Dr Alastair McIntosh speaks on climate change, violence & some meanings of Creation

Dr Alastair McIntoshScottish ecologist, Dr Alastair McIntosh, delivered the public lecture at Ireland Yearly Meeting of the Religious Society of Friends (Quakers) in April. In keeping with the overall theme of the gathering, ‘Knowing God’s Creation’, Dr McIntosh took as his theme: “To Become ‘the People of the Cross’: Climate Change, Violence and some Meanings of Creation in Our Times”.

The script of his address is available to read on the Quaker website by clicking here and Dr McIntosh has kindly written the following introduction for people approaching the talk via the Eco-Congregation Ireland website:

What I expressed in this year’s public lecture of the Religious Society of Friends (Quakers) in Ireland owes a very great deal to Eco-Congregation Ireland. Especially to events with which Eco-Congregation has been, to varying degrees, associated or in the background. I am thinking in particular of the Climate Change & Well-Being of the Community conference that the Sisters of the Cross and Passion organised at Drumalis in February. Also, events held last year by Eco-Congregation in association with both Fitzroy Presbyterian Church in Belfast and the Quaker meeting in Cork. Prior to that have been several other events that involved such Eco-Congregation luminaries as Sr Catherine Brennan of the Saint Louis order.

I would like to place it on the record that early in 2014, when recovering from what had been a life-threatening illness, Sr Catherine telephoned me from her hospital bed. She apologised that she would not be well enough to make it to the event in Fitzroy.  Such was the combination of my poor hearing and her respiratory illness affecting her voice that I could hardly make out what she was trying to say. However, as later confirmed, I got the essence of it. She had said in a tone of the utmost urgency: “Tell them about the Cosmic Christ.”

In addressing the Quaker’s Yearly Meeting, I took those words as part of my commission. Since Catherine said them, they have been ringing round and round in my mind, like the prayer bell of an early Celtic saint.

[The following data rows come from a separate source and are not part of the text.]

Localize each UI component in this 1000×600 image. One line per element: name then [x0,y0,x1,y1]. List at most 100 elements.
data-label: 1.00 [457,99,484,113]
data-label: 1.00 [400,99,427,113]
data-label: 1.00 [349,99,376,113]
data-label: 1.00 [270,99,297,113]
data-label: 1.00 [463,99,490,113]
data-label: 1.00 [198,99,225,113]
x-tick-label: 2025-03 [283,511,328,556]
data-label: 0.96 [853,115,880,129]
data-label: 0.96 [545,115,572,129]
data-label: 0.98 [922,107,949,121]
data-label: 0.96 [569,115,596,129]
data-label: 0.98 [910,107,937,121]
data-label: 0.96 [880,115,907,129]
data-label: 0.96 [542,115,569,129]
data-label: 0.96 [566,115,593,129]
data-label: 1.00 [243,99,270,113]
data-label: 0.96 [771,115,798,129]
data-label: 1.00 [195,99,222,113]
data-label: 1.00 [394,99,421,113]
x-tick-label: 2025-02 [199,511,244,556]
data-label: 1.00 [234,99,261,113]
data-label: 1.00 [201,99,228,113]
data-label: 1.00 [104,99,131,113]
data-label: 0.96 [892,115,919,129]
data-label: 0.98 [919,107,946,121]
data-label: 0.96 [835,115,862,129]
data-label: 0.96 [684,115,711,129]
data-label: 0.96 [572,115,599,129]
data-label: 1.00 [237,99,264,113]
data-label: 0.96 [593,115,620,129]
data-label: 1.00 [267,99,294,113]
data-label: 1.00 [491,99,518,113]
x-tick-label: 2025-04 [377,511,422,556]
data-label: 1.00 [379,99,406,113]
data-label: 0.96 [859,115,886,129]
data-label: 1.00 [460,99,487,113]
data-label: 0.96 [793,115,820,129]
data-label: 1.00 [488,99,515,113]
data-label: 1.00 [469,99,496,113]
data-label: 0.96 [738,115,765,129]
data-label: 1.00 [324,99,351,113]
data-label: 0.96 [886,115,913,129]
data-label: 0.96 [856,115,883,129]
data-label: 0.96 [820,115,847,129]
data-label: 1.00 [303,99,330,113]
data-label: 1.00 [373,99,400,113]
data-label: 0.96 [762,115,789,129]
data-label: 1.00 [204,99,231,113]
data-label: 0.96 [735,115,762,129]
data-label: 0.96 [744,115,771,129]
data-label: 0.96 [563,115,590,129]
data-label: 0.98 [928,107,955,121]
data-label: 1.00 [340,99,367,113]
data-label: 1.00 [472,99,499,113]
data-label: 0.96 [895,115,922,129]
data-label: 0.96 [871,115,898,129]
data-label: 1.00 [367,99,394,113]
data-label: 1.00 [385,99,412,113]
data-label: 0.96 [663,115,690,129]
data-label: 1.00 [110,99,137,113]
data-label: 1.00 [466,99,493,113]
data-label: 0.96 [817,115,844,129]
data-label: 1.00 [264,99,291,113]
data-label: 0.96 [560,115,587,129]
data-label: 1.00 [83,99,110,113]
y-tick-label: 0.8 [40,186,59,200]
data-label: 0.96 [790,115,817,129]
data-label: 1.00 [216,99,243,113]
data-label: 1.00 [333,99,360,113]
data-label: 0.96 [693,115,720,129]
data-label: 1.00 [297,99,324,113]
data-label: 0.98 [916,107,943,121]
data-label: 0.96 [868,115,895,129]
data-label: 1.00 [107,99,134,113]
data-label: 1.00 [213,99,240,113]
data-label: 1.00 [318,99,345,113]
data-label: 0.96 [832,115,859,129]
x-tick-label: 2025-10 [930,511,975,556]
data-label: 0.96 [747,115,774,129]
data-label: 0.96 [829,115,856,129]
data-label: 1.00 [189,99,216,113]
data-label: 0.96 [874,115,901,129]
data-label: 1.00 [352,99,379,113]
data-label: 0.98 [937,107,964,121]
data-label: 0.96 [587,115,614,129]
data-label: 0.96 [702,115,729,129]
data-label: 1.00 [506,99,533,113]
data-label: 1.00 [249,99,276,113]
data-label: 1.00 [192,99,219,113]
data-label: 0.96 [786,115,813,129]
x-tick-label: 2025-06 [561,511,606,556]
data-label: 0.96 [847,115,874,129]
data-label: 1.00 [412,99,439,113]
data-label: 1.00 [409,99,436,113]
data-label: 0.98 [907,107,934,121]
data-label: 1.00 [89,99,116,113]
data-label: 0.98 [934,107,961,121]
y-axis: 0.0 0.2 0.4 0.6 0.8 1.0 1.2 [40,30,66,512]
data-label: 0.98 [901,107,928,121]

Those of you from Eco-Congregation Ireland who want to read the lecture on the Quaker website should be forewarned. It is not about the practicalities of environmentalism. That job is done very well by others. Instead, I took the occasion to explore some meanings of Christ and the awkward topic of “the Cross” for today’s world. I did so under the rubric of the Irish Quakers’ overarching theme for this year: “Knowing God’s Creation.” I did likewise, albeit from a different angle, in my closing reflection at the Drumalis conference. That has also now been written up as Seeds of Fire and can be downloaded as a PDF document from the link.

In these ways, I have tried to pay heed to the Spirit’s calling. I have tried to discern new openings of the way for this, the third millennium. It is thinking and feeling that has been stimulated over several years now from right across Ireland. It is also spreading seeds elsewhere, and I just wanted those of you who work so hard for your Eco-congregations to know that, and with appreciation.